National Standards based on 'shonky figures'
I recently paid a visit to my old school, Papatoetoe Central Primary, in South Auckland.
It's changed a bit since I was there. It's bigger, has new classrooms and a new sports field. But it still offers the same high quality education.
What is different is that about 30% of the new entrants come from migrant families and arrive with very limited English, if any at all.
Yet by the time those kids leave they're achieving about where they should be for their age. So they've made eight years progress in the space of six - an outstanding achievement.
Compare that to other better-off schools whose kids arrive already possessing rudimentary reading skills and speaking fluent English. They leave exactly where they should be, progressing six years in six years.
Which is the better school?
In terms of the one that's making the biggest impact on children's learning, my old school should come out on top.
But according to National Standards, it is failing because for most of their time there, the kids are behind.
The Government wants to use National Standards to rank all schools by using league tables.
The problem is that ranking will be based on shonky figures because data is collected differently from school to school and the results are not moderated.
Currently, teachers run a series of different tests on children measuring their progress. They then apply their own judgement on a child's performance - adjusting them up or down - before putting their results into a National Standards format.
The results going in, therefore, can be quite different and comparisons cannot be fairly made.
We should be proud of our education system. It's among the world's top ten. Within that top ten though, only South Korea uses league tables. In fact, they're only used in countries that are performing well below us.
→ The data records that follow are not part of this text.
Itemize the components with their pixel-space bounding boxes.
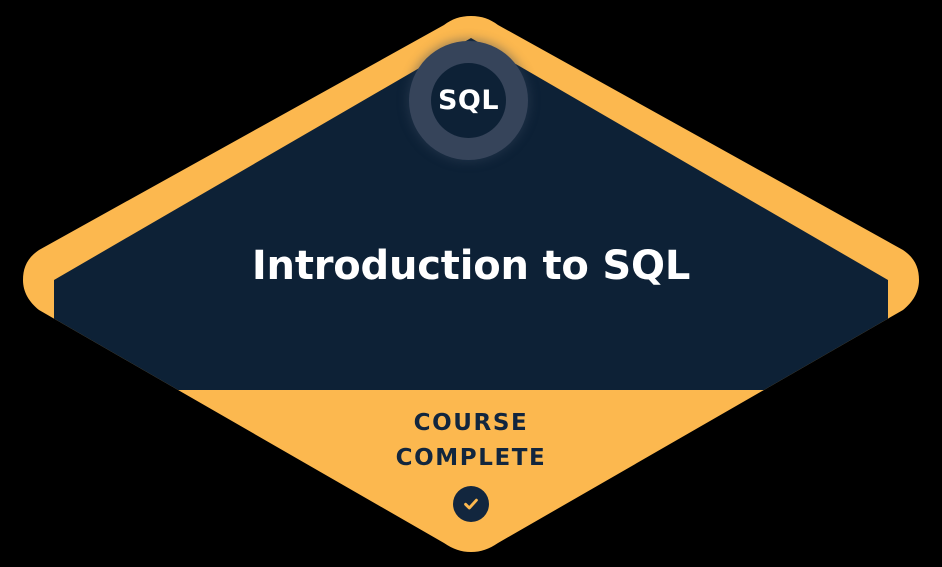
sql-emblem-label: SQL [438, 87, 499, 114]
course-title: Introduction to SQL [0, 243, 942, 289]
sql-ring-emblem: SQL [409, 41, 528, 160]
course-completion-badge: SQL Introduction to SQL COURSE COMPLETE [0, 0, 942, 567]
course-status-block: COURSE COMPLETE [0, 406, 942, 522]
status-line-complete: COMPLETE [0, 441, 942, 476]
status-line-course: COURSE [0, 406, 942, 441]
check-circle-icon [453, 486, 489, 522]
sql-emblem-center: SQL [431, 63, 506, 138]
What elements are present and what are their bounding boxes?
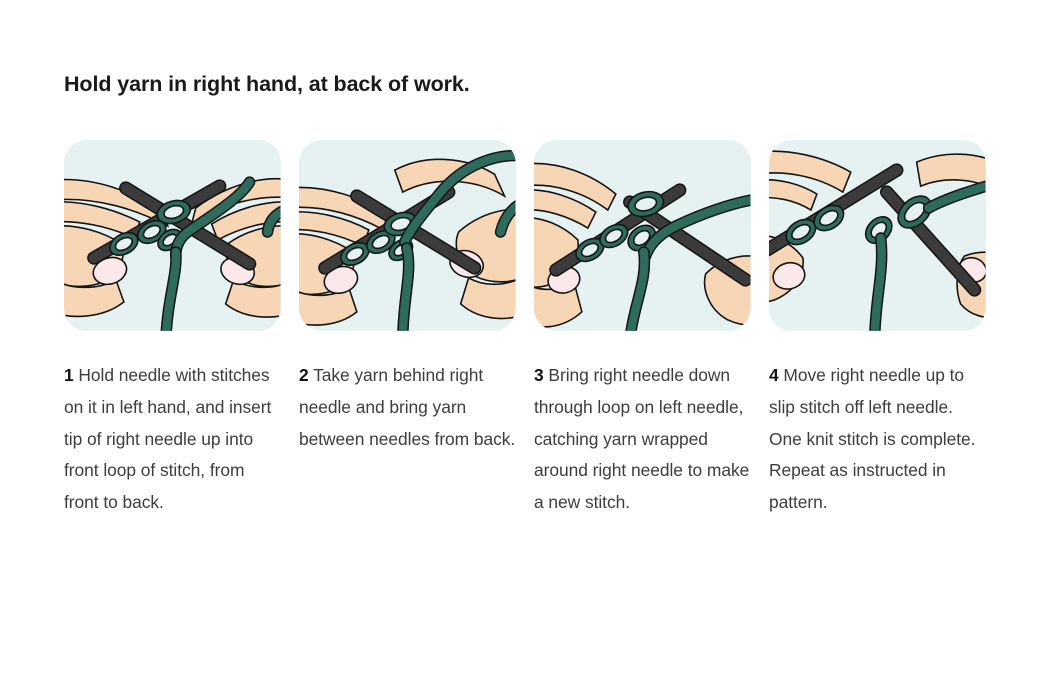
caption-row: 1 Hold needle with stitches on it in lef… [64, 360, 994, 519]
illustration-panel-step-3 [534, 140, 751, 331]
step-number-3: 3 [534, 365, 544, 385]
step-number-2: 2 [299, 365, 309, 385]
step-text-2: Take yarn behind right needle and bring … [299, 365, 515, 449]
instruction-page: Hold yarn in right hand, at back of work… [0, 0, 1050, 675]
step-text-4: Move right needle up to slip stitch off … [769, 365, 975, 512]
step-text-1: Hold needle with stitches on it in left … [64, 365, 271, 512]
page-title: Hold yarn in right hand, at back of work… [64, 72, 470, 97]
step-number-4: 4 [769, 365, 779, 385]
illustration-row [64, 140, 986, 331]
illustration-panel-step-1 [64, 140, 281, 331]
step-number-1: 1 [64, 365, 74, 385]
illustration-panel-step-2 [299, 140, 516, 331]
illustration-panel-step-4 [769, 140, 986, 331]
caption-step-2: 2 Take yarn behind right needle and brin… [299, 360, 516, 519]
caption-step-4: 4 Move right needle up to slip stitch of… [769, 360, 986, 519]
caption-step-1: 1 Hold needle with stitches on it in lef… [64, 360, 281, 519]
step-text-3: Bring right needle down through loop on … [534, 365, 749, 512]
caption-step-3: 3 Bring right needle down through loop o… [534, 360, 751, 519]
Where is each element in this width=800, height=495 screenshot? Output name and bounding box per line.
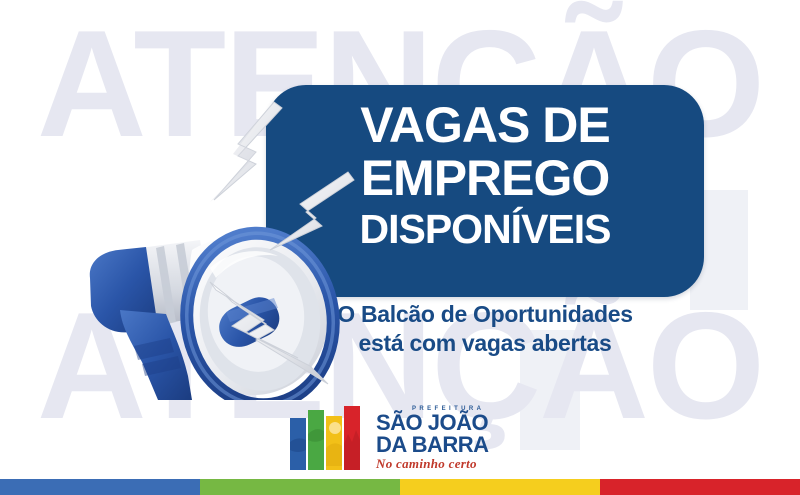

And evidence shows in those countries, underperforming schools have manipulated their results to gain high league table positions. How can we ask our parents to have faith in a similar system?
In the end, just measuring isn't going to lift student achievement. Neither is National's plan to increase class sizes and put unqualified teachers in schools.
In contrast, Labour is committed to delivering a world-class education at every school.
That requires teachers of the highest quality. It means extending reading recovery to all children so they don't fall behind. It also means giving kids food at school if they need it so they're not left hungry, unable to concentrate and distracting others.
Schools must also be accountable to parents for their child's progress.
We would require the Education Review Office to look into the health of schools and to provide parents with simple, easy-to-understand report cards on their school - identifying strengths, weaknesses and any remedial action needed.
These will be more useful than league tables based on ropey information.
Parents must be able to trust our education system, know that it's world-class and that it will help their children reach their full potential.